Bayramlar müslümanları birbirine yaklaştıran, kardeşlik duygularını kuvvetlendiren dargınlıkları kaldıran birlik ve beraberliğin en güzel örnekleridir.
Akraba, dost ve komşularla bayramlaşmak ve tebrikleşmek ilişkilerimizi kuvvetlendirir. Toplumda karşılıklı sevgi, saygı yardımlaşma ve dayanışmanın oluşmasına vesile olur. Kısaca bayramlar en güzel en samimi gülücüklerin tebessümlerin olduğu günlerdir. Bu vesile ile bende sizleri tebessüm ettirebilmek bu yazıyı kaleme aldım.

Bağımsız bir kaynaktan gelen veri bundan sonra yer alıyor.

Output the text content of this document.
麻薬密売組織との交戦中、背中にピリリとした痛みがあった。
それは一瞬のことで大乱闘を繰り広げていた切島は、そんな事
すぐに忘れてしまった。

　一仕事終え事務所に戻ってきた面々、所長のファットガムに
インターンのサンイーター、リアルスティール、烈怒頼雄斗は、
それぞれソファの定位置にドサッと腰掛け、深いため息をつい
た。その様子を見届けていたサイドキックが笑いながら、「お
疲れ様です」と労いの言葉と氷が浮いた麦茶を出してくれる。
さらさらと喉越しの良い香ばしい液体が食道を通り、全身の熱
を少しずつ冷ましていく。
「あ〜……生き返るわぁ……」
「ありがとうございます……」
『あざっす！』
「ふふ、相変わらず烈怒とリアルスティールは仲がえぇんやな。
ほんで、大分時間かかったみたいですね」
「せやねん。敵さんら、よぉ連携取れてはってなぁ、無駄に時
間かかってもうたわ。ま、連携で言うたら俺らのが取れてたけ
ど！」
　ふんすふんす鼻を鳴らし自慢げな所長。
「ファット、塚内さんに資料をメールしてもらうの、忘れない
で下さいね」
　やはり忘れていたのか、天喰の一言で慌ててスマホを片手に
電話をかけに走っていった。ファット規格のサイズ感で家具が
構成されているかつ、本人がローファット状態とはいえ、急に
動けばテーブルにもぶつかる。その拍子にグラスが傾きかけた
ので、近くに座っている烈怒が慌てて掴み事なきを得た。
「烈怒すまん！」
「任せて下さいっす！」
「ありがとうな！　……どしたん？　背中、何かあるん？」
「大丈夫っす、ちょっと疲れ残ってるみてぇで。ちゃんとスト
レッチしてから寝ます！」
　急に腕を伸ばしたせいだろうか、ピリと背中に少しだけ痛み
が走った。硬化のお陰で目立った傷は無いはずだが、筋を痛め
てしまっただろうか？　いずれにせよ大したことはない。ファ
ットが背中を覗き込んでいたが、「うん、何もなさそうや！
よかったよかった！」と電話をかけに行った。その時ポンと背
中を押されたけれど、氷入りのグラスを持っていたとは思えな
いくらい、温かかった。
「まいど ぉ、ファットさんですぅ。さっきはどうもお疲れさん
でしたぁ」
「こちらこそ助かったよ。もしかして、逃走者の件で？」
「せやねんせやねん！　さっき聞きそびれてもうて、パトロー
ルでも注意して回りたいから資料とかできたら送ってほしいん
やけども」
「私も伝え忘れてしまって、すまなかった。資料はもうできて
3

Sevdiklerinizle huzur ve mutluluk dolu nice bayramlara erişmeniz dileğiyle Kurban bayramınızı kutluyor, Türk ve İslam aleminde hayırlara vesile olmasını niyaz ediyorum.
xxxx
Bir bayram günü nasreddin hoca komşusuna ziyarete gidince komşusu her misafire olduğu gibi hocaya da bal ikram ediyor. Bir tepsi içinde gelen koca bir petek baldan her gelen misafir bir iki kaşık alır çekilirmiş. Komşusu bakar ki hoca kaşığı daldırdıkça daldırıyor. Peteğin yarısına gelmiş daha duracağa da benzemiyor. Dayanamayıp: “Aman hoca fazla yeme yoksa için yanar.’ deyince hoca cevabı yapıştırır: “Kimin içinin yandığını Allah bilir.’
xxxx
Bektaşi’ye sormuşlar: Rakı içer misin?
-Akşamdaaaan akşaaaama...
-Namaz kılar mısın?
-Bayramdan bayrama, bayramdan bayrama...
xxxx
Sabah kahvaltısında kadın eşine “Eminim sen bugünün ne olduğunu hatırlamıyorsun bile” der. “Tabi ki hatırlıyorum hayatım” diyen adam dışarı çıkar. Öğleye doğru evin kapısı çalınır. Çiçekçi çocuk, harika bir kırmızı gül buketi getirmiştir. Bir süre sonra kapı tekrar çalınır. Bu defa gelen, köşedeki pastanenin çırağıdır. O da kocaman bir çikolata kutusunu bırakıp gider. Öğleden sonra gelen bir kutudan da olağanüstü güzellikte bir elbise çıkar. Kadın kocasının dönmesini zor bekler ve daha kapıda boynuna sarılır ve de ekler:
-Önce çiçekler, sonra çikolata ve en son da mükemmel elbise. Bu, hayatımdaki en güzel Cumhuriyet Bayramı...
xxxx
Dini bütün bir insan her sabah kapısının önüne çıkar ve bağıra bağıra dua edermiş; “Tanrım bize verdiklerin için sana şükürler olsun” dermiş. Onun arkasından da ateist olan komşusunun gür sesi duyulurmuş: “Tanrı yok adamımmm Tanrı yok!” Adam ne kadar sinirlenirse sinirlensin yine de her sabah kapısının önüne çıkar ve aynı şekilde dua edermiş. Onun arkasından da her sabah ateist olan komşusunun sesi duyulurmuş. “Tanrı yok adamımmm Tanrı yok!” Bir akşam bu adamın aklına komşusuna bir oyun oynamak gelmiş ve Eyüp Sultan’daki mezbaadan bir koyun alıp gizlice komşusunun kapısına bırakmış. Ertesi sabah kapıyı açıp kurbanı gören adam şaşırmış ve sevinçle “Gönderdiğin kurban için sana şükürler olsun Tanrım” diye dua edince ağacın arkasına gizlenen adam gür sesiyle “Tann yok adamım, o kurbanı ben aldım” diye bağırınca adamcağız “Tanrım sana şükürler olsun, hem bu kurbanı gönderiyorsun, hem de parasını bu şeytana ödetiyorsun!” demiş.